A worker who exchanged expletive-laden texts with his boss has been awarded more than $21,000 in lost wages and compensation for the way in which he was sacked. Photo / 123RF
A former site manager at a building removal firm who traded expletive-laden blows with his boss by text has been awarded more than $21,000 in lost wages and compensation for the way in which he was sacked.
But, the award might have been higher if Jeremy O'Neill hadn't told his boss to "get f….d".
O'Neill raised a personal grievance with the Employment Relations Authority claiming unjustified disadvantage when he was suspended, and for unjustified dismissal from Prestige Building Removals Limited, which argued the claims were without merit.
O'Neill succeeded with most of his claim, but the ERA found sufficient grounds to dismiss him for serious misconduct after he threw a metal chain used for house removals.
The slanging match central to the evidence erupted after trouble had been brewing between O'Neill and the director of the removal firm, Jason Barnes.
The two had also been friends, which the authority ultimately found contributed to what it described as an unfair process, and not what a reasonable employer might have done.
ERA member Sarah Blick said the case also demonstrated why a clear formal and documented process was required.
O'Neill began working as a site manager for the Hamilton-based company in December 2019.
A few months later the company employed someone else in a role that would free O'Neill to focus on quoting for new business and on driving so he could spend less time managing staff.
Barnes said he became concerned about the way O'Neill was treating other workers, and that he had received complaints about O'Neill's "yelling" and "aggressive behaviour".
On one occasion O'Neill was driving to Auckland with a colleague to look for housing stock when O'Neill ended up in a heated exchange over the phone with Barnes.
After a short burst of expletive-laden name-calling, O'Neill claimed that Barnes told him to "drop what you are doing and just f**k off".

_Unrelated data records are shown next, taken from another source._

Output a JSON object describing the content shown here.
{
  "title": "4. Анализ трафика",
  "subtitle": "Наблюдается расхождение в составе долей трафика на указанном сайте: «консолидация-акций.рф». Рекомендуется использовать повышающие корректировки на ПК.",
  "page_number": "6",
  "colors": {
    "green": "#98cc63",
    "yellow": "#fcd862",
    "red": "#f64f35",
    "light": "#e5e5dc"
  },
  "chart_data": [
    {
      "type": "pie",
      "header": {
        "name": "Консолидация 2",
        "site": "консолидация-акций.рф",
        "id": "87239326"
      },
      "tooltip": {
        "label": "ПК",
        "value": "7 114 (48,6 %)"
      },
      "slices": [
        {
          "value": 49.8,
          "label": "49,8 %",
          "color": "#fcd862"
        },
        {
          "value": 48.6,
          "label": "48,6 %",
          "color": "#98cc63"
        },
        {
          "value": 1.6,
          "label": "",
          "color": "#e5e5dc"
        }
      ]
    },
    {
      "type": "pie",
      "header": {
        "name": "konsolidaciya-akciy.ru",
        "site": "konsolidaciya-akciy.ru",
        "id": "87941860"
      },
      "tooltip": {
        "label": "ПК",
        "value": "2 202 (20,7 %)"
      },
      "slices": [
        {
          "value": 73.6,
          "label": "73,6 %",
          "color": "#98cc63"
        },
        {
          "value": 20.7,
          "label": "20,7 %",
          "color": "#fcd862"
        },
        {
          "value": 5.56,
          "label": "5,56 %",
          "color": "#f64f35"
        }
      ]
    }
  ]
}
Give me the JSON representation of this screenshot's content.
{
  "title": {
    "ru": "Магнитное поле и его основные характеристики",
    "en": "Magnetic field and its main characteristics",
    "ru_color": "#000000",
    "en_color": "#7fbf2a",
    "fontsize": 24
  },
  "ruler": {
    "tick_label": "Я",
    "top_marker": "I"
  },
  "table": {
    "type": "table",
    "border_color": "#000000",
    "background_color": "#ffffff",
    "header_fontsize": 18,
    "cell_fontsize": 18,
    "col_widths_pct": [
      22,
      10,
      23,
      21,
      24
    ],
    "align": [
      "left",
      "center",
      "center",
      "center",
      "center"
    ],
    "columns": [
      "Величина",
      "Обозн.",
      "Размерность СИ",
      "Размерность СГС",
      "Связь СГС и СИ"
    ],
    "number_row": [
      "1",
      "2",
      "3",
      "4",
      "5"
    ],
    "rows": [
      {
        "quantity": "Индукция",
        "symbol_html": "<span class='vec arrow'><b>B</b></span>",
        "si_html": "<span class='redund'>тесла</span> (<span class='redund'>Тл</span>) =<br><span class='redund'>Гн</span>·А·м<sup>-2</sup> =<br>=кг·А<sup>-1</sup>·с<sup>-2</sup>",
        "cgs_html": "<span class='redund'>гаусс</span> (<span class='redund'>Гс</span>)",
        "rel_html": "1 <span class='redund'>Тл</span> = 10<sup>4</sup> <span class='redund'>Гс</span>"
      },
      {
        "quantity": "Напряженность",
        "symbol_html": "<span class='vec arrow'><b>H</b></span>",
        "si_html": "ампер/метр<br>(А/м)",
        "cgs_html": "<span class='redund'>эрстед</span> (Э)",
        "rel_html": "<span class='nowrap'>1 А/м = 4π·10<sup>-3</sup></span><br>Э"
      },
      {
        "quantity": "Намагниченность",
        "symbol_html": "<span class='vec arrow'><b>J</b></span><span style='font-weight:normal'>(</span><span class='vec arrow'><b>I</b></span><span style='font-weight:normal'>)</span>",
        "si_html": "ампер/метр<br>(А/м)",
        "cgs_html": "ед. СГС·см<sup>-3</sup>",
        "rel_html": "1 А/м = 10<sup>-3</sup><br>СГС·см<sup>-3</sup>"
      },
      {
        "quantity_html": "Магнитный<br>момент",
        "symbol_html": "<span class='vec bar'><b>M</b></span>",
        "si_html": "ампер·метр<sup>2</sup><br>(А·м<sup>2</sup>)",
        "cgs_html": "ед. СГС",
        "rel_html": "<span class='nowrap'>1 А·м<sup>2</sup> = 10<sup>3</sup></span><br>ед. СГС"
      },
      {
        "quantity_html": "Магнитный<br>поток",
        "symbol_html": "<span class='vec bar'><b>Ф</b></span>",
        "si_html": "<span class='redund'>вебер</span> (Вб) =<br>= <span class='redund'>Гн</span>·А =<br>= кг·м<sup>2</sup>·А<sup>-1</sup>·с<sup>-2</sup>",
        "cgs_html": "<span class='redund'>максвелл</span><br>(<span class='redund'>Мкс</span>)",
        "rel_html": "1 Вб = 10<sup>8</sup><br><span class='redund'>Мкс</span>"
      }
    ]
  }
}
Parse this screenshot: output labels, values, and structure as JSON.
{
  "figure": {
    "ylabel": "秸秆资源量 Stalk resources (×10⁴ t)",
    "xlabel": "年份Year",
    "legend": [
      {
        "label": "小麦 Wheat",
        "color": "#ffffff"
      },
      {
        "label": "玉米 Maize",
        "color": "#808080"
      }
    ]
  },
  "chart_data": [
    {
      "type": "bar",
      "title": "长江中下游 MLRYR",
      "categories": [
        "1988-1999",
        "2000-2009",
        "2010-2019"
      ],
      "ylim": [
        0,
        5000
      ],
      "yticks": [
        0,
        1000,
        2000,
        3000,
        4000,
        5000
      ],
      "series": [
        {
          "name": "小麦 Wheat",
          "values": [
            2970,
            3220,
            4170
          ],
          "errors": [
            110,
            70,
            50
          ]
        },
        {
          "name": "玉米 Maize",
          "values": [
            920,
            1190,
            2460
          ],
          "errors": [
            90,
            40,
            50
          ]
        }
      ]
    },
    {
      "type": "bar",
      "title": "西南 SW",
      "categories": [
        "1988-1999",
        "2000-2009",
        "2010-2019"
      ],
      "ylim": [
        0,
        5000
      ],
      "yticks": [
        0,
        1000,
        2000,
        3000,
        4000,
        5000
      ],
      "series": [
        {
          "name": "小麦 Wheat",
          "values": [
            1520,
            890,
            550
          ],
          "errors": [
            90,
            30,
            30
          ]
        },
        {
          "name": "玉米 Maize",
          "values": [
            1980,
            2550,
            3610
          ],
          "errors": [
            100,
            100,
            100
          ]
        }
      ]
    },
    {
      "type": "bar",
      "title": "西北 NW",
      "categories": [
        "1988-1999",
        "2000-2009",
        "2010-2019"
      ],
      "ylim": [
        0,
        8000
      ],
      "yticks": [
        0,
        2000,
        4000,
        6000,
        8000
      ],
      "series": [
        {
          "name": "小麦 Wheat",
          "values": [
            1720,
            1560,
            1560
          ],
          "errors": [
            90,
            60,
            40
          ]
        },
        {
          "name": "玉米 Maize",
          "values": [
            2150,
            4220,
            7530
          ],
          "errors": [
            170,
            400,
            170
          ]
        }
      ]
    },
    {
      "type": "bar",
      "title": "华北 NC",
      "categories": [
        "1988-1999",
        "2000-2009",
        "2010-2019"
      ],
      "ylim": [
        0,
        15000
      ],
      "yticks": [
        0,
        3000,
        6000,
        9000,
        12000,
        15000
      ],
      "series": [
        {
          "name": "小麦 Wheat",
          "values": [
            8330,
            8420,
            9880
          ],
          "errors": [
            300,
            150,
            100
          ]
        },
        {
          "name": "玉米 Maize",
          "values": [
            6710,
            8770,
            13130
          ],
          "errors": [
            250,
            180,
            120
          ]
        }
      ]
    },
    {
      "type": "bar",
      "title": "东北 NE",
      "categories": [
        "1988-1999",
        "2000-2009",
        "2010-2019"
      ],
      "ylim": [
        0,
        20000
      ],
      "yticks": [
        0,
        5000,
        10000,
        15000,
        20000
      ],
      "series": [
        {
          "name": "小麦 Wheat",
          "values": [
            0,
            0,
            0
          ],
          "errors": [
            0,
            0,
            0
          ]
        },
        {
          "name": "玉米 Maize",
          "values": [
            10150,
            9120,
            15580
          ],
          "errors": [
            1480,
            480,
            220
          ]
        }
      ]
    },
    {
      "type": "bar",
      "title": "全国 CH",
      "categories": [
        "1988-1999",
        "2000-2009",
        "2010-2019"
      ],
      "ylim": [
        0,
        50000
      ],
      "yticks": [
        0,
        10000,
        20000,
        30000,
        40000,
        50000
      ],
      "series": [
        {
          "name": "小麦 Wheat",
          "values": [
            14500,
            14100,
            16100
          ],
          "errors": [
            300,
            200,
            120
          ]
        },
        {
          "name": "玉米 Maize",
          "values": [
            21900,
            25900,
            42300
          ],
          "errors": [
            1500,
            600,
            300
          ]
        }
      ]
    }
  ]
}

Barnes said he was in a car with another person and was talking to O'Neill on speaker phone and that O'Neill became "very angry" and told him to "go f**k" himself and hung up.
O'Neill did not return to work on June 23, 2020, which turned out to be his final day with the company.
Barnes said he sent a text message to O'Neill, suggesting he take until the end of the following week off.
In the days that followed the pair exchanged a large number of text messages, which filled two and a half pages of the Authority's written decision.
O'Neill said the text messages made it clear PBR was going to dismiss him.
A meeting soon after aimed to give O'Neill an opportunity to respond to what Barnes described as serious allegations, and also advised that disciplinary action up to summary termination may result.
O'Neill responded via his lawyer that he disputed having told Barnes to "get f****d" and attached his own written record of the conversation.
However, he later acknowledged under cross-examination that he had told Barnes to go "f**k himself" and hung up on him, but after Barnes "yelled and screamed at him".
O'Neill said allegations about his conduct with others were "outright lies", but that being "blunt and to the point" was the most effective way of keeping everyone safe.
He also said swearing was commonplace in the industry and at PBR's workplace because of the example set by Barnes.
Attempts by Open Justice to reach Barnes and O'Neill have so far been unsuccessful.
Blick ultimately found that swearing was not only tolerated but condoned within the workplace and that Barnes participated in it himself.
O'Neill's lawyer Rachel Webster said there were procedural and substantive issues with the suspension, and that it was O'Neill's view that the decision on the allegations had been predetermined.
A substantial amount of correspondence continued between the company and O'Neill before the ERA determined he had been suspended, and that it was unjustified.
The ERA said the employer did not have good reason to suspend O'Neill without giving him a proper opportunity to be heard, and that the suspension disadvantaged him in his employment.
The Authority also found O'Neill's dismissal was unjustified, for reasons around the fairness of the process, and that this "defect in the process" was not minor.
It was however satisfied that sufficient grounds existed to dismiss him for serious misconduct in relation to his throwing the metal chain, even though O'Neill said there was no evidence that any other workers were intimidated by it.
Blick also accepted PBR's position that at no time during the disciplinary process did O'Neill take responsibility for his alleged actions, express any remorse, or provide PBR with any assurance that his behaviour would not be repeated.
"I find a fair and reasonable employer could have concluded Mr O'Neill's actions constituted serious misconduct in light of Mr O'Neill's admissions, and PBR's obligation to protect the health and safety of other workers was important.
"I find it was open to PBR to conclude summary dismissal was an appropriate outcome in the circumstances," Blick said.
She awarded O'Neill $14,563 in lost wages, $2100 compensation for unjustified disadvantage and $4900 for unjustified dismissal; the compensation being significantly less than what was sought.
Blick found a 30 per cent reduction in remedies was warranted, and that they might have been reduced further, if not for PBR's culture of condoning bad language.